Lamya Essemlali, la justicière de la mer
Fille de Marocains, Lamya Essemlali est une enfant de la banlieue parisienne qui se bat pour la conservation de la planète.
Cette pasionaria de la mer, on l’imaginait toute de noir vêtue, sabre au clair, prête à se lancer à l’abordage et à trancher dans le vif sans prendre le temps d’évaluer la nature de l’ennemi. Un journaliste ? Sans doute un bouffeur de thon rouge tenant Greenpeace pour une bande de gentils allumés et Sea Shepherd pour un ramassis d’écoterroristes en pâmoison devant un gourou à barbe blanche nommé Paul Watson. Mais si ses longs cheveux bouclés sont bel et bien tenus en respect par un foulard, celui-ci n’arbore aucune tête de mort : Lamya Essemlali, la présidente de Sea Shepherd France, ne cultive pas le look pirate. Menue, réfléchie et posée, elle a pour armes une rhétorique bien huilée et une batterie de chiffres terrifiante.
Il faut dire que, selon cette Cassandre pétillante, l’heure est grave : à force de massacrer le monde qui l’a vu naître, l’humain court à sa perte. « Il ne s’agit pas de sauver la planète, mais de la conserver dans des conditions propices à l’humanité, corrige-t-elle. On est en train de la transformer en un enfer, au détriment de nos descendants. La défense de l’environnement, c’est aujourd’hui la plus grande cause humanitaire. » À 34 ans, cette jeune femme née à Gennevilliers (banlieue parisienne) « d’une mère arabe et d’un père berbère du Maroc » serait prête à risquer sa vie pour une baleine menacée par le harpon d’un navire japonais. L’association Sea Shepherd, dont elle préside la branche française, n’hésite pas à s’en prendre aux braconniers et à envoyer leurs navires par le fond. Illégal ? Peu de chances qu’une flotte contrevenant aux lois internationales aille porter plainte…
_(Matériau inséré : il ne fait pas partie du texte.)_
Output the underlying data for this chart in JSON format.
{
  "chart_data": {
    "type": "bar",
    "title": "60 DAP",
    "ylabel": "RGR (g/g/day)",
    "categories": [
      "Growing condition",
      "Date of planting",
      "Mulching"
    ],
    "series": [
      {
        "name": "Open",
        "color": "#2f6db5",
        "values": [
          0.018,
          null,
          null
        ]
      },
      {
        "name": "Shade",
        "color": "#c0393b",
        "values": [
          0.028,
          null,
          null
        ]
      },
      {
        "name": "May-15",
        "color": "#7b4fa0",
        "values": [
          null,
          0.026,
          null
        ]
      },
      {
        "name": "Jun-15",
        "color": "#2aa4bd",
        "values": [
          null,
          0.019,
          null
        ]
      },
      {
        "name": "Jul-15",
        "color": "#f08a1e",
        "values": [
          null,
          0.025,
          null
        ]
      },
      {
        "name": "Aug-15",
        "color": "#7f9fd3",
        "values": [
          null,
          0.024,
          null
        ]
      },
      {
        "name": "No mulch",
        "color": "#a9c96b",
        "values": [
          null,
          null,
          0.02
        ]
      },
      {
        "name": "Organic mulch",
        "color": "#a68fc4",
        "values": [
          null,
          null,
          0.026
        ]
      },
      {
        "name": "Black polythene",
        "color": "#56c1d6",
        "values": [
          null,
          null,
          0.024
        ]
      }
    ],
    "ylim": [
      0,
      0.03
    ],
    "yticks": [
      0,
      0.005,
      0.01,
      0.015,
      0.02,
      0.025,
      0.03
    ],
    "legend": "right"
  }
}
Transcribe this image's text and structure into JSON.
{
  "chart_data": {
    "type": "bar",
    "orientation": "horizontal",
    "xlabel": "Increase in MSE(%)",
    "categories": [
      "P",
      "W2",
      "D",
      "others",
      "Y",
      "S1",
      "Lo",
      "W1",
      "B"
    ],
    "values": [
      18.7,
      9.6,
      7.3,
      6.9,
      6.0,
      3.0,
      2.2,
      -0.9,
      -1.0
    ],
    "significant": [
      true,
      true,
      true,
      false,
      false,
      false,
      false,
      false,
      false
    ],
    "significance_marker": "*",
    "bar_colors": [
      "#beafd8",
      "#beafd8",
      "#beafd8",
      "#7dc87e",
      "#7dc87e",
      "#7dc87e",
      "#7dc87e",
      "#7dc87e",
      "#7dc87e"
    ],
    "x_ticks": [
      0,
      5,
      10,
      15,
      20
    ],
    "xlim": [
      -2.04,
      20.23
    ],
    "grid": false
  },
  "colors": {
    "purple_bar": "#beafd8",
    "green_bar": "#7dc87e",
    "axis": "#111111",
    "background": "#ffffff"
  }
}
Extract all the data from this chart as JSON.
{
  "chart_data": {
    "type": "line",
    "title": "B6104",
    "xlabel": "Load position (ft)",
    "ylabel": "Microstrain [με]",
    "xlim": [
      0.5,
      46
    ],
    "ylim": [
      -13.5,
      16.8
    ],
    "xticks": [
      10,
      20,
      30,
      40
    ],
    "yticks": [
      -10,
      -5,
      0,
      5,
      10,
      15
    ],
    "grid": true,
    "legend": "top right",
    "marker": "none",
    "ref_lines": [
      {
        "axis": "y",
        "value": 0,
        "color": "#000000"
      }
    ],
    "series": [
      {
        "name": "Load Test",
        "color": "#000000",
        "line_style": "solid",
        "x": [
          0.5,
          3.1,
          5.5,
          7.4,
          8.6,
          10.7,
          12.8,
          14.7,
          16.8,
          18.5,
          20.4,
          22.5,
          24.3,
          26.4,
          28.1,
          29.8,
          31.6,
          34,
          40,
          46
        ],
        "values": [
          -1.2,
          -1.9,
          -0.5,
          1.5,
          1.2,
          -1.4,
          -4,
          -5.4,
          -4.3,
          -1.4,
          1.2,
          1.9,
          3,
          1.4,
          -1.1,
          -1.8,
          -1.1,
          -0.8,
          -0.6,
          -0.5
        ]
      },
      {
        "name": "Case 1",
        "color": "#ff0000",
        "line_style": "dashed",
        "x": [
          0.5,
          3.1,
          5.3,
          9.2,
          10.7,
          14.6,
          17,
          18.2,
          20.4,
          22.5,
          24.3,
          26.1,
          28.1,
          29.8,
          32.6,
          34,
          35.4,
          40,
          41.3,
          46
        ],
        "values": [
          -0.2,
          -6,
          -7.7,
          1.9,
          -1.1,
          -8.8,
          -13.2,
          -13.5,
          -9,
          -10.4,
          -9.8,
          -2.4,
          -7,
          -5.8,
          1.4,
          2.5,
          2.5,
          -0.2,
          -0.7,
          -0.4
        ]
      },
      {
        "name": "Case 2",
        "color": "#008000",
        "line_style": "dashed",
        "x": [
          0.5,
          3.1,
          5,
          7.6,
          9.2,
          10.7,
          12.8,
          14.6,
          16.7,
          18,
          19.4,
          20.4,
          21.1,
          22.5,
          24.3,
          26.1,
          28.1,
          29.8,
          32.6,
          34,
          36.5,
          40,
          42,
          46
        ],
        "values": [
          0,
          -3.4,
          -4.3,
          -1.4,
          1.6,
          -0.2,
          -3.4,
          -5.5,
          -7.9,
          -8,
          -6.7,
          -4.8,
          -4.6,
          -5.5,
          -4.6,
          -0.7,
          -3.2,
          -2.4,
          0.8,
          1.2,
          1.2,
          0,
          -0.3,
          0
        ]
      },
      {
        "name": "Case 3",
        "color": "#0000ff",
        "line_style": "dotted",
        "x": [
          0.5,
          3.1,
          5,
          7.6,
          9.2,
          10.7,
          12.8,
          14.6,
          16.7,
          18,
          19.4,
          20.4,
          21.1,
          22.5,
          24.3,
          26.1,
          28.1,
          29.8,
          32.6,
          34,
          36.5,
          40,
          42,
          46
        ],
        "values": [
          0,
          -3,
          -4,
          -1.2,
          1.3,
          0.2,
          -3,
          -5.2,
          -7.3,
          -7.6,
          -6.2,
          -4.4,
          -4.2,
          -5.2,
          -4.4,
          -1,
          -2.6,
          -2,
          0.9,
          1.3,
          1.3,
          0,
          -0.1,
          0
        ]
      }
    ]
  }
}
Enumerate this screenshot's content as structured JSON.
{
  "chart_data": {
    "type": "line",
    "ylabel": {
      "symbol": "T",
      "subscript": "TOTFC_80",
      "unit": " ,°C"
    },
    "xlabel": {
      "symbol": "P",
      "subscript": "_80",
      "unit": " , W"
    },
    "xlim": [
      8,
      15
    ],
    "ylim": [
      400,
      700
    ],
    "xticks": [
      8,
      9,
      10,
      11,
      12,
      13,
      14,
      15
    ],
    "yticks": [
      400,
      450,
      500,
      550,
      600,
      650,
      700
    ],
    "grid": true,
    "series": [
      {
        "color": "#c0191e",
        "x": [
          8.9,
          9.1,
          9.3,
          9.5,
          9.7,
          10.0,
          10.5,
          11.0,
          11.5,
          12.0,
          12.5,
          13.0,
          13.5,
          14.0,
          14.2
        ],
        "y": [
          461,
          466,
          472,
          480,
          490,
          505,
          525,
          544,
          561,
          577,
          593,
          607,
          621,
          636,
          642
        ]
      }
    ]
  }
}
Avant de s’engager pour la défense des phoques, dauphins, thons et globicéphales, Lamya Essemlali a été une petite fille élevée loin de la mer par une mère seule qui faisait des ménages. « L’immigration de mes parents, je l’ai vécue comme une malédiction, j’étais celle qui n’avait pas de chance, celle qui n’était chez elle nulle part, dit-elle. Avec le soleil, la mer, la famille, mes vacances au Maroc étaient comme des bulles d’oxygène. » En banlieue, « même s’il y a une certaine joie de vivre, il y a peu de place pour la faiblesse de caractère, l’apitoiement sur soi ». Cela n’empêche pas la petite fille de CE2 qu’elle fut d’être émue par un oiseau blessé dans la cour de récréation. Jusqu’en 5e, les résultats scolaires sont excellents. Avant qu’elle choisisse « d’avoir des amis » et devienne « très mauvaise ». Sans doute pas tant que ça, puisqu’elle obtiendra son bac. Elle confie avoir été confrontée alors à l’islamisation – elle est « de culture musulmane mais pas pratiquante » – et au risque de la délinquance : « Le nombre de jeunes hyperintelligents que j’ai vu dégringoler et finir vigiles dans un supermarché ou en prison… » Si la souffrance animale l’interpelle, si elle a rêvé, comme beaucoup d’enfants, d’être vétérinaire, elle commence par s’orienter vers un BTS en communication, qu’elle finance en travaillant dans le New Jersey (États-Unis). Neuf mois d’expérience en télémarketing agissent comme une révélation : « Tous les matins, quand je me levais, j’avais envie de mourir, dit-elle. C’était de l’esclavage, je n’étais qu’un pion dans une machine. »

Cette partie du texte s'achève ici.